Pero también España había cambiado. Y seguiría haciéndolo, hasta lo irreconocible. Fue una época de apertura, de las que marcan a un adolescente. Aunque para él no fue buena. Sin demasiada pasión, se dejó convencer por su tío, el catedrático de la Universidad de Oviedo Ignacio de la Concha, para seguir sus pasos y estudiar Derecho. Fue sacando la carrera y se refugió en el rugby, al que había empezado a jugar en Inglaterra. Estuvo, primero, en el Sporting y, más tarde, en el Gijón Rugby Club. Fue su primer flechazo y le sirvió para superar la mala racha.
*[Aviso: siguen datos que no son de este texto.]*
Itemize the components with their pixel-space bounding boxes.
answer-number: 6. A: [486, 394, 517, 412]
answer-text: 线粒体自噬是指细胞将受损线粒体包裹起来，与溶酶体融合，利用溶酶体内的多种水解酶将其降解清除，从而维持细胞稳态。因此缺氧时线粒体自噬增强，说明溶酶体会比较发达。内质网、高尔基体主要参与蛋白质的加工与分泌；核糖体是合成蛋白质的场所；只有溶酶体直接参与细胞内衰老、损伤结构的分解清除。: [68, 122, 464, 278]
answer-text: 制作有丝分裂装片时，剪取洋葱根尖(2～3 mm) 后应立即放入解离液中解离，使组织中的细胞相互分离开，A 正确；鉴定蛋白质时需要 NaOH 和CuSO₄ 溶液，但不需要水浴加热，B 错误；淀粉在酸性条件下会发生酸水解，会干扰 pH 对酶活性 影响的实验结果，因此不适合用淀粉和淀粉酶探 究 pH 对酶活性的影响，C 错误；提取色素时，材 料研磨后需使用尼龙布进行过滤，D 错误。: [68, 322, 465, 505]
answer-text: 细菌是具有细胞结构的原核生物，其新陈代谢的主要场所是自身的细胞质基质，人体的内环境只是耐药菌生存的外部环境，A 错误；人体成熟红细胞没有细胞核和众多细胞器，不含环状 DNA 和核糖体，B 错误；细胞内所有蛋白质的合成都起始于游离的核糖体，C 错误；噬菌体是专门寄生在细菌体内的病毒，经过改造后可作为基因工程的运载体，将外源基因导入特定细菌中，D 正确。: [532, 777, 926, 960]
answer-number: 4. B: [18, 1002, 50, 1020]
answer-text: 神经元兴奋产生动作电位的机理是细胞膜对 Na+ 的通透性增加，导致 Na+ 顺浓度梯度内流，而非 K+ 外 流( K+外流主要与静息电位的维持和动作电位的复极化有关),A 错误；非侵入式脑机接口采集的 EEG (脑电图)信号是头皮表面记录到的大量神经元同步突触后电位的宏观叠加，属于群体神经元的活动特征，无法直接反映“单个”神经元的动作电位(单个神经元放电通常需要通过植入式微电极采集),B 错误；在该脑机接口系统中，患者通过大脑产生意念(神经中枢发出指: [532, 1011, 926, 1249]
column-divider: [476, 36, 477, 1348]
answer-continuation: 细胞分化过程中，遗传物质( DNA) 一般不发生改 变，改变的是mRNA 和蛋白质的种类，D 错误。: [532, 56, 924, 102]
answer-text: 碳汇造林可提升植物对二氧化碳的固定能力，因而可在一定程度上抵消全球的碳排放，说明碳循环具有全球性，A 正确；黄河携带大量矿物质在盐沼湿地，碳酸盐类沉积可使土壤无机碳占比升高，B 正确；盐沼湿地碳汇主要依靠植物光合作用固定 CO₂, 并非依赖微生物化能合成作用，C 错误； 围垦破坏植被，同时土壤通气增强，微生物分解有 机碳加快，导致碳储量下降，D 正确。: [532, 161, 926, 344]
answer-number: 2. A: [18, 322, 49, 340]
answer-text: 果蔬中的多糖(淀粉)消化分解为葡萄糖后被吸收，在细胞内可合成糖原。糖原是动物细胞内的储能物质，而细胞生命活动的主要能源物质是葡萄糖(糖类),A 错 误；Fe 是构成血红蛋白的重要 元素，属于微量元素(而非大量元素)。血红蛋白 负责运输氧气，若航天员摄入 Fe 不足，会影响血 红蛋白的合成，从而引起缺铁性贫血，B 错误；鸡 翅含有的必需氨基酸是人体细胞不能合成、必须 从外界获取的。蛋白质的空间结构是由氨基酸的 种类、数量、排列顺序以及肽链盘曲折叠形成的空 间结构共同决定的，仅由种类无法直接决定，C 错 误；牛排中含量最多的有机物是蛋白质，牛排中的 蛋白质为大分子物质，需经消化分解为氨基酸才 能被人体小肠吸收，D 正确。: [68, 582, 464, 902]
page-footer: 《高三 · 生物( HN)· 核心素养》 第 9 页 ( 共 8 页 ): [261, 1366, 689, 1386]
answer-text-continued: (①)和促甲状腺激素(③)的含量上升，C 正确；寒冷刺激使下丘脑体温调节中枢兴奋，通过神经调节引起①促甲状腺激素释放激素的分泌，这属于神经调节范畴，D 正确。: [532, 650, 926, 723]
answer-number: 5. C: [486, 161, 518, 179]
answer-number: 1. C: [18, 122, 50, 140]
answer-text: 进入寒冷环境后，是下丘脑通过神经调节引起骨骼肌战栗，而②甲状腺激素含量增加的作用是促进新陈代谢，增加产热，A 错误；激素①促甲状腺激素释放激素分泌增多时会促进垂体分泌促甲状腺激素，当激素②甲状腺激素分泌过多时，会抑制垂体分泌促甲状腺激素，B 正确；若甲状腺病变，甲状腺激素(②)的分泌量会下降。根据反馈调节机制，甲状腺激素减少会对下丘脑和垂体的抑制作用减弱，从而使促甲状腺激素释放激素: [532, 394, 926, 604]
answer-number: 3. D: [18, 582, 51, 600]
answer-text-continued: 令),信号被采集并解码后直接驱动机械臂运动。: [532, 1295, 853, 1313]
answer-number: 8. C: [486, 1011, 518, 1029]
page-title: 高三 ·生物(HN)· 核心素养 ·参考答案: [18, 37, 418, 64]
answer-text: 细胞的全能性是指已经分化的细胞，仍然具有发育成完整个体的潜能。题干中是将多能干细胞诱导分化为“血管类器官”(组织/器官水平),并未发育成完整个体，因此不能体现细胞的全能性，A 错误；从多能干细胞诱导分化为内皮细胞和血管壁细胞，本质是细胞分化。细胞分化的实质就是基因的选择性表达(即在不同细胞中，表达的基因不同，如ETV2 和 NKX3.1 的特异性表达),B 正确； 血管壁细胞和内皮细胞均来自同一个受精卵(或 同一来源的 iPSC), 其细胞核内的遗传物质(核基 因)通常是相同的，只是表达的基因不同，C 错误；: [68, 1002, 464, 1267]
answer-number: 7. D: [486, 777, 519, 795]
Así, casi también sin darse cuenta, se hizo abogado. Y fue entonces, tras empezar a ejercer sin demasiada vocación, cuando descubrió un amor mucho más profundo por su profesión. Se dio cuenta de que desde su despacho no solo podía ganarse la vida, también podía ayudar a mucha gente. Hoy es un hombre convencido de que hay que buscar un sentido a la vida, formarse, tener inquietudes, ponerse a prueba. «Y una vez sabes bien quién eres, hay que ayudar a los demás», defiende. Ese es el sentido que busca a la vida: «Ayudar». Eso, al menos, intentó desde el Club Rotario Gijón.
Y así llegó a su tercer amor, la política. Y a Vox, previo paso por PP y Foro. Y al entusiasmo absoluto. Aunque ningún afecto es comparable al que siente por su esposa, Ana, con la que se casó a los 32 años, y sus dos hijos mellizos, de veintidós.